Diophantine equation

The Diophantine equation x^2 + y^2 + z^2 = 3 x y z have solution with triplets from this series: 1, 2, 5, 13, 29, 34, 89, 169... which are called Markoff numbers.

The solution to this equation where x, y, and z are all primes are: 5, 29 and 433 whose sum is 467 which is also prime. This solution is the smallest we know where all three numbers are prime.

There are other solutions for x, y and z where the sum is prime, but not all the terms are all primes, for example:

x= 1, y = 1597 and z = 4181 are solution to the above Diophantine equation and s = 5779 which is prime, but 2 of the elements are not prime except y = 1597 which is prime.

I'm gonna post a semiformal solution

We can rewrite the equation as a quadratic equation in $x$ , i.e.
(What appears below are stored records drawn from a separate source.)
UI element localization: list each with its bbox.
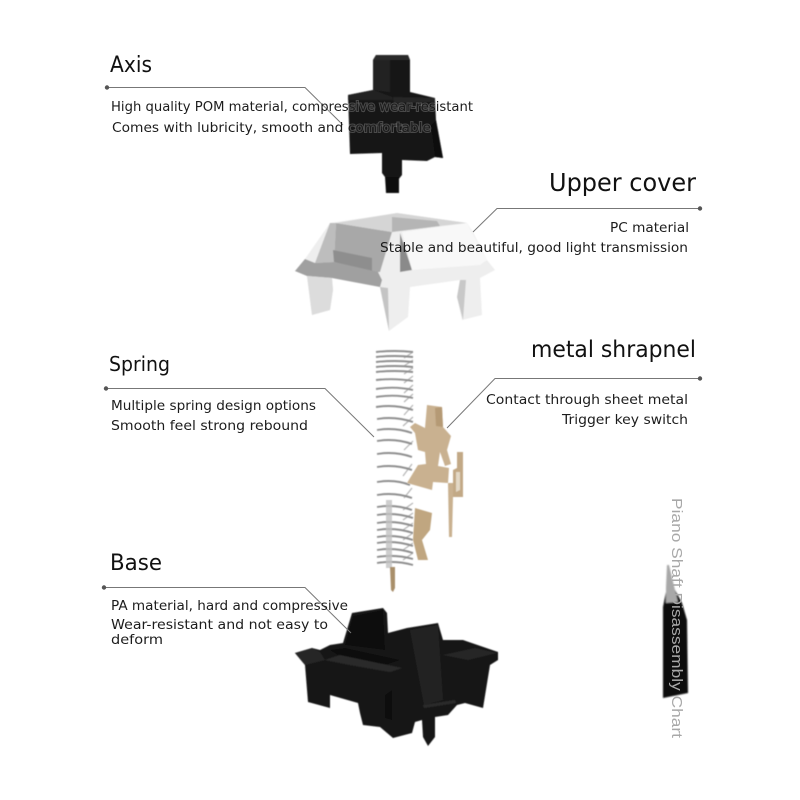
text block: base description: deform xyxy=(111,632,163,648)
text block: axis description xyxy=(111,99,473,136)
leader dot: axis xyxy=(105,85,109,90)
heading: metal shrapnel: metal shrapnel xyxy=(531,337,696,363)
leader line: upper cover xyxy=(473,208,700,232)
text block: shrapnel description: Trigger key switch xyxy=(561,412,688,428)
leader line: metal shrapnel xyxy=(447,378,700,428)
heading: Axis: Axis xyxy=(110,53,152,78)
leader line: axis xyxy=(107,88,343,125)
text block: spring description: Multiple spring design options xyxy=(111,398,316,414)
part: base xyxy=(295,608,498,746)
heading: Spring: Spring xyxy=(109,352,170,376)
decoration: black smear xyxy=(663,565,688,698)
part: metal shrapnel xyxy=(407,405,463,560)
heading: Base: Base xyxy=(110,551,162,576)
text block: base description: Wear-resistant and not easy to xyxy=(111,617,328,633)
part: axis stem xyxy=(348,55,443,193)
part: spring xyxy=(376,351,413,592)
text block: upper cover description xyxy=(380,220,689,256)
leader dot: upper cover xyxy=(698,206,702,211)
text block: base description xyxy=(111,598,348,648)
vertical caption: Piano Shaft Disassembly Chart xyxy=(668,498,685,739)
text block: base description: PA material, hard and compressive xyxy=(111,598,348,614)
text block: upper cover description: PC material xyxy=(610,220,689,236)
leader dot: spring xyxy=(104,386,108,391)
text block: shrapnel description: Contact through sheet metal xyxy=(486,392,688,408)
leader line: spring xyxy=(106,388,374,437)
leader line: base xyxy=(104,588,351,633)
text block: spring description xyxy=(111,398,316,434)
part: upper cover xyxy=(295,213,495,331)
leader dot: metal shrapnel xyxy=(698,376,702,381)
text block: upper cover description: Stable and beautiful, good light transmission xyxy=(380,240,688,256)
text block: spring description: Smooth feel strong rebound xyxy=(111,418,308,434)
leader dot: base xyxy=(102,585,106,590)
text block: axis description: High quality POM material, compressive wear-resistant xyxy=(111,99,473,115)
heading: Upper cover: Upper cover xyxy=(549,168,697,197)
text block: shrapnel description xyxy=(486,392,688,428)
text block: axis description: Comes with lubricity, smooth and comfortable xyxy=(112,120,431,136)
$x^2 - x(3yz) + y^2 + z^2=0$

And we can create a solution set $(x,y,z)$ for some $x,y,z$ .

Since we know that any given quadratic equation has two roots (which can sometimes be equal) and the sum of the roots of the quadratic equation above is $3yz$ by Vieta's formulas, then we know that is $x$ is a solution then $3yz-x$ is also a solution. Therefore, if $(x,y,z)$ is a solution set then $(3yz-x, y,z)$ is also a solution set.

Let $(x,y,z) = (1,1,1)$ . Then, we can transform this set by interchanging any two numbers or applying the transformation $(x,y,z) \implies (3yz-x, y,z)$

So , obviously, the first step is $(1,1,1) \implies (2,1,1)$ . Note that retransforming the given set yields $(1,1,1)$ again, so we rearrange the set and retransform, i.e.

$(2,1,1) \implies (1,2,1) \implies (5,2,1)$ .

Since we already have two prime numbers $5,2$ then we just need to rearrange and transform the 1, i.e.

$(5,2,1) \implies (1,2,5) \implies (29,2,5)$ (We cannot transform the 2 since it will yield an odd value, yielding an even value when transforming 1, but since $odd+odd+even = even$ then the sum cannot be prime)

With a prime triplet and a sum $36$ . Uh-oh. Looks like we need to transform again since $36$ is not prime...

$(29,2,5) \implies (2,29,5) \implies (433,29,5)$

Why did we transform the $2$ now? Because $2$ is even, and $even+odd+odd = even$

Since $(433,29,5)$ are all prime, and $433+29+5 = 467$ is also prime, therefore our answer is $\boxed{467}$ .

And, now, I will prove that $467$ is the only possible answer just like how Fermat proved his last theorem. :p

And thus, the proof is complete.

Personally I think that if one does not know Markov numbers or Vieta Jumping that this problem is unreasonably complicated or obscure. However, allow me to take a stab at it: I took a case with many assumptions, and even though this is not a solution, it is a stepping stone: I will choose one of the primes to be 5, since this will make the sum of the squares of the other 2 be divisible by 5. I also assumed, that one of the primes is 2, being the only even prime. Now this gives a third prime as a root: 29. Of course, now s=36 so this isn't a solution. However if we fix two components of the equation: x^2+y^2=k; 3xy=m; leaving us with a quadratic equation: z^2-mz+k=0. Now we see that one of the roots is z, and by Vieta's sum of roots: (z1+z2=m) we have the other root as 3xy-z1. From here we obtain, that if (x, y, z1) is a solution, then (x, y, 3xy-z1) is also a solution. The bad apple in our first solution is the 2, since because of this, our sum is even, and therefore cannot be prime. Now, if we have z1=2, then 3xy-z1=433, which gives us our solution. The idea is that we should be able to find our triplet with one Vieta Jump for the second one gives us back our first triplet (x, y, z). Now, this solution also requires luck and guesswork, but I hope it clears some things up.